Media, the Internet and the Filipino Youth
In the midst of these issues, young people tend to rely more and more on their peers and on the media in determining what is right and wrong. The McCann-Erickson Study (cited in Philippine Commission on Population, 2003) confirmed that media is indeed becoming the guide of young people in determining what is right and what is wrong. The priorities and the things considered by youth as important are heavily influenced by media. This is supported by the findings of the Young Adults Fertility and Sexuality Survey III (Ogena and Berja, 2003).
Different forms of media are highly accessible to Filipino youth. TV viewing is very high among young people—they can spend up to 14 hours daily in watching TV shows. The Internet is being used more in urban areas and by students. Unfortunately, only about 6% of young people are using the Internet and most of them are found in the urban areas. This creates a kind of technological divide among the youth. In 2002, only about one in every five youth used Internet for various reasons. In the Metro Manila area, 15% of youth use the Internet. Notably, around 55% of young people have been exposed to pornographic materials through the media they have been exposed to (Ogena and Berja, 2003).
From a general discussion of the situation of Filipino youth, we now move into the Internet and the characteristics of young people that can be gleaned from their usage of the Internet. According to Toral (2007) of digitalfilipino.com, there are three main reasons why young Filipinos (25 years old and below) are using the Internet: research, social networking and gaming.
Research is still the number one reason for surfing the Web. This is followed closely by social networking and gaming. Although a number of the respondents already have computers and internet access at home, 57% of them still prefer to go to Internet cafes. On the average, a Filipino youth spends P350 per month for Internet access. Seventy-five (75) percent of the respondents of the study are online gamers. Depending on the extent of their addiction to online gaming, they may spend anywhere between 2 to 12 hours a day in an internet café just playing video games. But the average number of hours spent is 12 hours per week (Toral, 2007).
Popular Websites among Filipino Youth
Among the respondents in Toral’s study, Friendster is considered s the most popular. Friendster is one of the most effective social networking sites. Young people can easily meet online friends, share photos, music, and they can even publish their thoughts though the Friendster blog. Friendster integrates email, photos, and even chat. Even the youngest among young people are using friendster as a social networking site.
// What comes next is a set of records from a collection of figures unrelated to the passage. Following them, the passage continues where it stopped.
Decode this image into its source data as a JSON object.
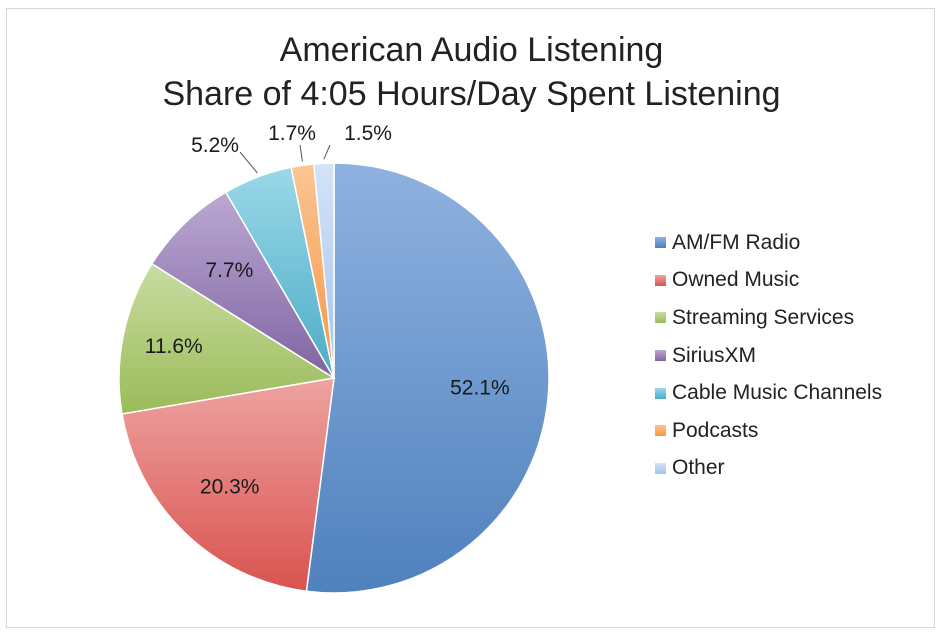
{
  "chart_data": {
    "type": "pie",
    "title": "American Audio Listening",
    "subtitle": "Share of 4:05 Hours/Day Spent Listening",
    "legend_position": "right",
    "slices": [
      {
        "label": "AM/FM Radio",
        "value": 52.1,
        "value_label": "52.1%",
        "color": "#4f81bd",
        "color_light": "#8fb2e0",
        "label_placement": "inside"
      },
      {
        "label": "Owned Music",
        "value": 20.3,
        "value_label": "20.3%",
        "color": "#d9534f",
        "color_light": "#eea3a1",
        "label_placement": "inside"
      },
      {
        "label": "Streaming Services",
        "value": 11.6,
        "value_label": "11.6%",
        "color": "#9bbb59",
        "color_light": "#c8dca2",
        "label_placement": "inside"
      },
      {
        "label": "SiriusXM",
        "value": 7.7,
        "value_label": "7.7%",
        "color": "#8064a2",
        "color_light": "#bba8d2",
        "label_placement": "inside"
      },
      {
        "label": "Cable Music Channels",
        "value": 5.2,
        "value_label": "5.2%",
        "color": "#4bacc6",
        "color_light": "#9ad8e8",
        "label_placement": "outside"
      },
      {
        "label": "Podcasts",
        "value": 1.7,
        "value_label": "1.7%",
        "color": "#f79646",
        "color_light": "#fbc594",
        "label_placement": "outside"
      },
      {
        "label": "Other",
        "value": 1.5,
        "value_label": "1.5%",
        "color": "#a6c3ec",
        "color_light": "#d4e3f7",
        "label_placement": "outside"
      }
    ]
  }
}
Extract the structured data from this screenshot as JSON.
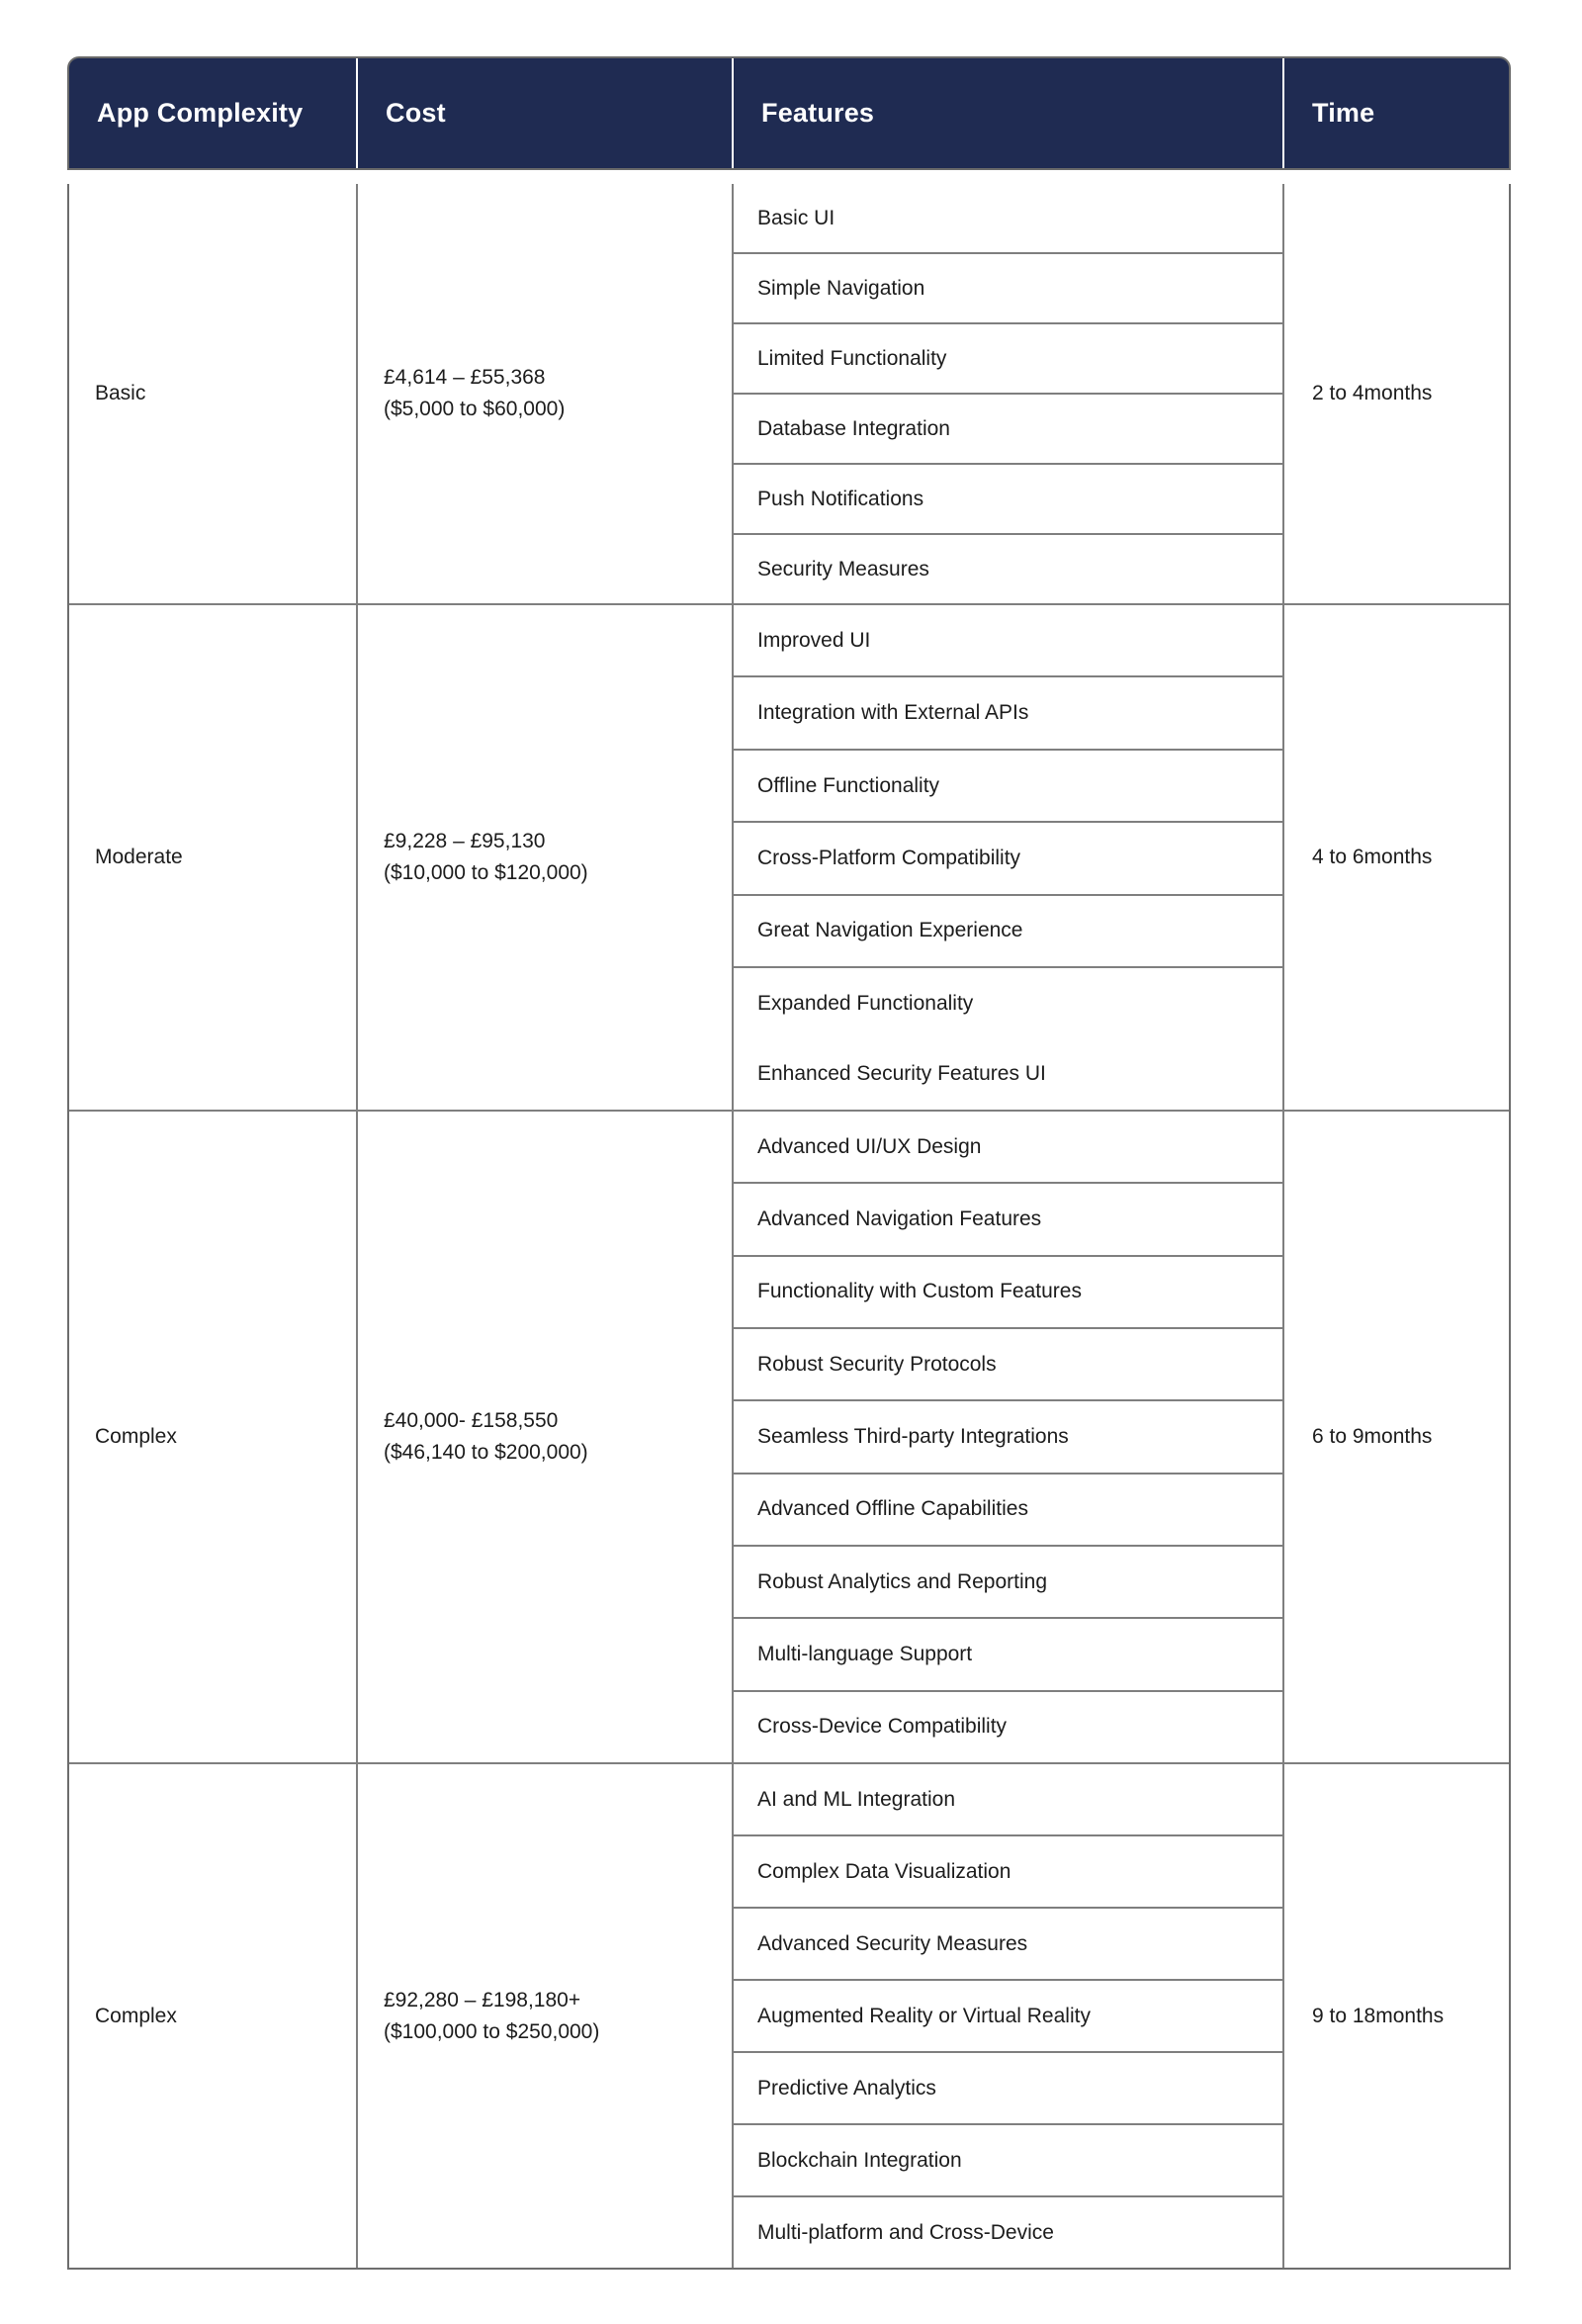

Yahoo messenger follows Friendster in terms of popularity. We still have teenagers spending hours on the landline phone, but chatting via Yahoo Messenger is now more popular. YahooMail is on the third spot in the honor roll of most popular websites, followed by Google, which is a very useful research website. Also worth mentioning are YouTube, a video-streaming website; Wikipedia, an online editable encyclopedia, and MSN messenger, which is another chat provider.